More Tim Buckley
- This outstanding early WB Green Label pressing boasts solid Double Plus (A++) sound on both sides – exceptionally quiet vinyl too, easily the quietest original pressing we have ever had the good fortune to run into (after about ten years of trying)
- Recorded for Warners in 1972, if you’re looking for vintage analog Tubey Magical richness and smoothness, look no further
- 4 stars: Stepping back from the swooping avant-garde touches of Starsailor for a fairly greasy, funky, honky tonk set of songs, the opening lines of Greetings from L.A. set the tone: “I went down to the meat rack tavern/And I found myself a big ol’ healthy girl.”
This vintage Warner Bros. pressing has the kind of Tubey Magical Midrange that modern records can barely BEGIN to reproduce. Folks, that sound is gone and it sure isn’t showing signs of coming back. If you love hearing INTO a recording, actually being able to “see” the performers, and feeling as if you are sitting in the studio with the band, this is the record for you. It’s what vintage all analog recordings are known for — this sound.
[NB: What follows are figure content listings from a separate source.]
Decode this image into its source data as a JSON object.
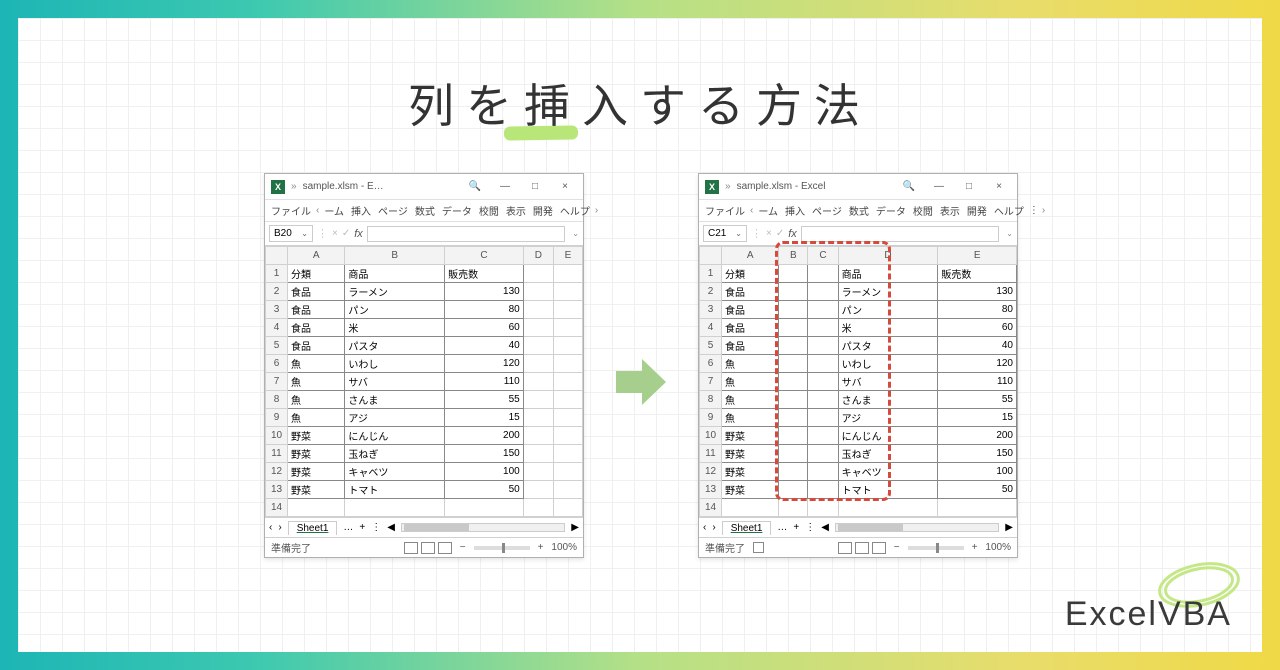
{
  "title": "列を挿入する方法",
  "brand": "ExcelVBA",
  "colors": {
    "gradient_start": "#1db5b5",
    "gradient_end": "#f0d946",
    "highlight": "#b9e678",
    "arrow": "#a6cf8e",
    "red_dash": "#d54a3a",
    "excel_green": "#217346",
    "swirl": "#c5e887"
  },
  "left": {
    "title": "sample.xlsm - E…",
    "name_box": "B   ",
    "menu": [
      "ファイル",
      "ーム",
      "挿入",
      "ページ",
      "数式",
      "データ",
      "校閲",
      "表示",
      "開発",
      "ヘルプ"
    ],
    "columns": [
      "A",
      "B",
      "C",
      "D",
      "E"
    ],
    "name_cell": "B20",
    "sheet_tab": "Sheet1",
    "status": "準備完了",
    "zoom": "100%",
    "headers": [
      "分類",
      "商品",
      "販売数"
    ],
    "rows": [
      [
        "食品",
        "ラーメン",
        "130"
      ],
      [
        "食品",
        "パン",
        "80"
      ],
      [
        "食品",
        "米",
        "60"
      ],
      [
        "食品",
        "パスタ",
        "40"
      ],
      [
        "魚",
        "いわし",
        "120"
      ],
      [
        "魚",
        "サバ",
        "110"
      ],
      [
        "魚",
        "さんま",
        "55"
      ],
      [
        "魚",
        "アジ",
        "15"
      ],
      [
        "野菜",
        "にんじん",
        "200"
      ],
      [
        "野菜",
        "玉ねぎ",
        "150"
      ],
      [
        "野菜",
        "キャベツ",
        "100"
      ],
      [
        "野菜",
        "トマト",
        "50"
      ]
    ]
  },
  "right": {
    "title": "sample.xlsm - Excel",
    "name_box": "C   ",
    "menu": [
      "ファイル",
      "ーム",
      "挿入",
      "ページ",
      "数式",
      "データ",
      "校閲",
      "表示",
      "開発",
      "ヘルプ"
    ],
    "columns": [
      "A",
      "B",
      "C",
      "D",
      "E"
    ],
    "name_cell": "C21",
    "sheet_tab": "Sheet1",
    "status": "準備完了",
    "zoom": "100%",
    "headers": [
      "分類",
      "",
      "",
      "商品",
      "販売数"
    ],
    "rows": [
      [
        "食品",
        "",
        "",
        "ラーメン",
        "130"
      ],
      [
        "食品",
        "",
        "",
        "パン",
        "80"
      ],
      [
        "食品",
        "",
        "",
        "米",
        "60"
      ],
      [
        "食品",
        "",
        "",
        "パスタ",
        "40"
      ],
      [
        "魚",
        "",
        "",
        "いわし",
        "120"
      ],
      [
        "魚",
        "",
        "",
        "サバ",
        "110"
      ],
      [
        "魚",
        "",
        "",
        "さんま",
        "55"
      ],
      [
        "魚",
        "",
        "",
        "アジ",
        "15"
      ],
      [
        "野菜",
        "",
        "",
        "にんじん",
        "200"
      ],
      [
        "野菜",
        "",
        "",
        "玉ねぎ",
        "150"
      ],
      [
        "野菜",
        "",
        "",
        "キャベツ",
        "100"
      ],
      [
        "野菜",
        "",
        "",
        "トマト",
        "50"
      ]
    ],
    "highlight_cols": [
      1,
      2
    ]
  }
}
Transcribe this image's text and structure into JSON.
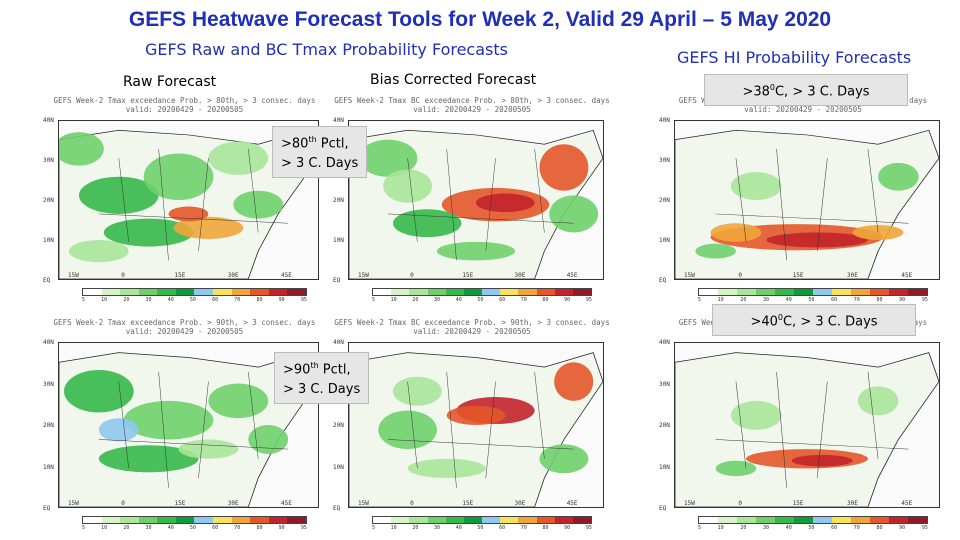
{
  "title": "GEFS Heatwave Forecast Tools for Week 2, Valid 29 April – 5 May 2020",
  "section_left": "GEFS Raw and BC Tmax Probability Forecasts",
  "section_right": "GEFS HI Probability Forecasts",
  "label_raw": "Raw Forecast",
  "label_bc": "Bias Corrected  Forecast",
  "callouts": {
    "p80_line1_pre": ">80",
    "p80_line1_sup": "th",
    "p80_line1_post": " Pctl,",
    "p80_line2": "> 3 C. Days",
    "p90_line1_pre": ">90",
    "p90_line1_sup": "th",
    "p90_line1_post": " Pctl,",
    "p90_line2": "> 3 C. Days",
    "hi38_pre": ">38",
    "hi38_sup": "0",
    "hi38_post": "C, > 3 C. Days",
    "hi40_pre": ">40",
    "hi40_sup": "0",
    "hi40_post": "C, > 3 C. Days"
  },
  "panels": {
    "raw80_title": "GEFS Week-2 Tmax exceedance Prob. > 80th, > 3 consec. days",
    "raw80_valid": "valid: 20200429 - 20200505",
    "bc80_title": "GEFS Week-2 Tmax BC exceedance Prob. > 80th, > 3 consec. days",
    "bc80_valid": "valid: 20200429 - 20200505",
    "hi38_title": "GEFS Week-2 HI exceedance Prob. > 38C, > 3 consec. days",
    "hi38_valid": "valid: 20200429 - 20200505",
    "raw90_title": "GEFS Week-2 Tmax exceedance Prob. > 90th, > 3 consec. days",
    "raw90_valid": "valid: 20200429 - 20200505",
    "bc90_title": "GEFS Week-2 Tmax BC exceedance Prob. > 90th, > 3 consec. days",
    "bc90_valid": "valid: 20200429 - 20200505",
    "hi40_title": "GEFS Week-2 HI exceedance Prob. > 40C, > 3 consec. days",
    "hi40_valid": "valid: 20200429 - 20200505"
  },
  "axes": {
    "lat": [
      "40N",
      "30N",
      "20N",
      "10N",
      "EQ"
    ],
    "lon": [
      "15W",
      "0",
      "15E",
      "30E",
      "45E"
    ],
    "colorbar_ticks": [
      "5",
      "10",
      "20",
      "30",
      "40",
      "50",
      "60",
      "70",
      "80",
      "90",
      "95"
    ]
  },
  "colors": {
    "title_blue": "#1f2fb8",
    "colorbar": [
      "#ffffff",
      "#d8f5c8",
      "#a8e69a",
      "#6fd06a",
      "#36b84a",
      "#0f9a3b",
      "#8fc8f0",
      "#f5e35a",
      "#f0a53a",
      "#e4572a",
      "#c2242a",
      "#8e1a2a"
    ]
  }
}
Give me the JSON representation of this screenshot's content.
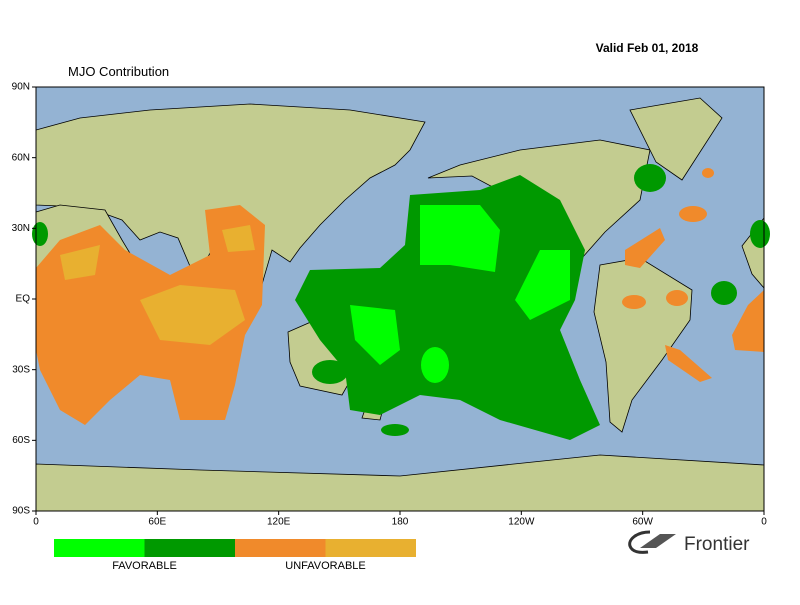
{
  "header": {
    "valid": "Valid Feb 01, 2018",
    "title": "MJO Contribution"
  },
  "map": {
    "lat_labels": [
      "90N",
      "60N",
      "30N",
      "EQ",
      "30S",
      "60S",
      "90S"
    ],
    "lon_labels": [
      "0",
      "60E",
      "120E",
      "180",
      "120W",
      "60W",
      "0"
    ]
  },
  "legend": {
    "colors": [
      "#00ff00",
      "#009900",
      "#f08a2b",
      "#e8b030"
    ],
    "labels": [
      "FAVORABLE",
      "UNFAVORABLE"
    ]
  },
  "logo": {
    "text": "Frontier"
  }
}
If you exclusively play modern repressings of vintage recordings, I can say without fear of contradiction that you have never heard this kind of sound on vinyl. Old records have it — not often, and certainly not always — but maybe one out of a hundred new records do, and those are some pretty long odds.
What the Best Sides on Greetings From L.A. Have to Offer Is Not Hard to Hear
- The biggest, most immediate staging in the largest acoustic space
- The most Tubey Magic, without which you have almost nothing. CDs give you clean and clear. Only the best vintage vinyl pressings offer the kind of Tubey Magic that was on the tapes in 1972
- Tight, note-like, rich, full-bodied bass, with the correct amount of weight down low
- Natural tonality in the midrange — with all the instruments having the correct timbre
- Transparency and resolution, critical to hearing into the three-dimensional studio space
No doubt there’s more but we hope that should do for now. Playing the record is the only way to hear all of the qualities we discuss above, and playing the best pressings against a pile of other copies under rigorously controlled conditions is the only way to find a pressing that sounds as good as this one does.
What We’re Listening For on Greetings From L.A.
- Energy for starters. What could be more important than the life of the music?
- Then: presence and immediacy. The vocals aren’t “back there” somewhere, lost in the mix. They’re front and center where any recording engineer worth his salt would put them.
- The Big Sound comes next — wall to wall, lots of depth, huge space, three-dimensionality, all that sort of thing.
- Then transient information — fast, clear, sharp attacks, not the smear and thickness so common to these LPs.
- Tight punchy bass — which ties in with good transient information, also the issue of frequency extension further down.
- Next: transparency — the quality that allows you to hear deep into the soundfield, showing you the space and air around all the instruments.
- Extend the top and bottom and voila, you have The Real Thing — an honest to goodness Hot Stamper.
TRACK LISTING
Side One
Move With Me
Get On Top
Sweet Surrender
Side Two
Nighthawkin’
Devil Eyes
Hong Kong Bar
Make It Right
AMG 4 Star Review
Stepping back from the swooping avant-garde touches of Starsailor for a fairly greasy, funky, honky tonk set of songs, the opening lines of Greetings from L.A. set the tone: “I went down to the meat rack tavern/And I found myself a big ol’ healthy girl.” Sassy backing vocalists, honking sax, and more add to the atmosphere, while Tim Buckley himself blends his vocal acrobatics with touches not unfamiliar to fans of Mick Jagger or Jim Morrison. The studio band backing him up might not be the equal to, say, War, but in their own way they do the business; extra touches like the string arrangement on “Sweet Surrender” help all the more. The argument that this was all somehow a compromise or sellout doesn’t seem to entirely wash. While no doubt there were commercial pressures at play, given Buckley’s constant change from album to album it seems like he simply found something else to try, which he did with gusto. “Get On Top,” one of his best numbers, certainly doesn’t sound like something aimed for the charts. The music may have a solid groove to it (Kevin Kelly’s organ is worth a mention), but Buckley’s frank lyrics and improv scatting both show it as him following his own muse.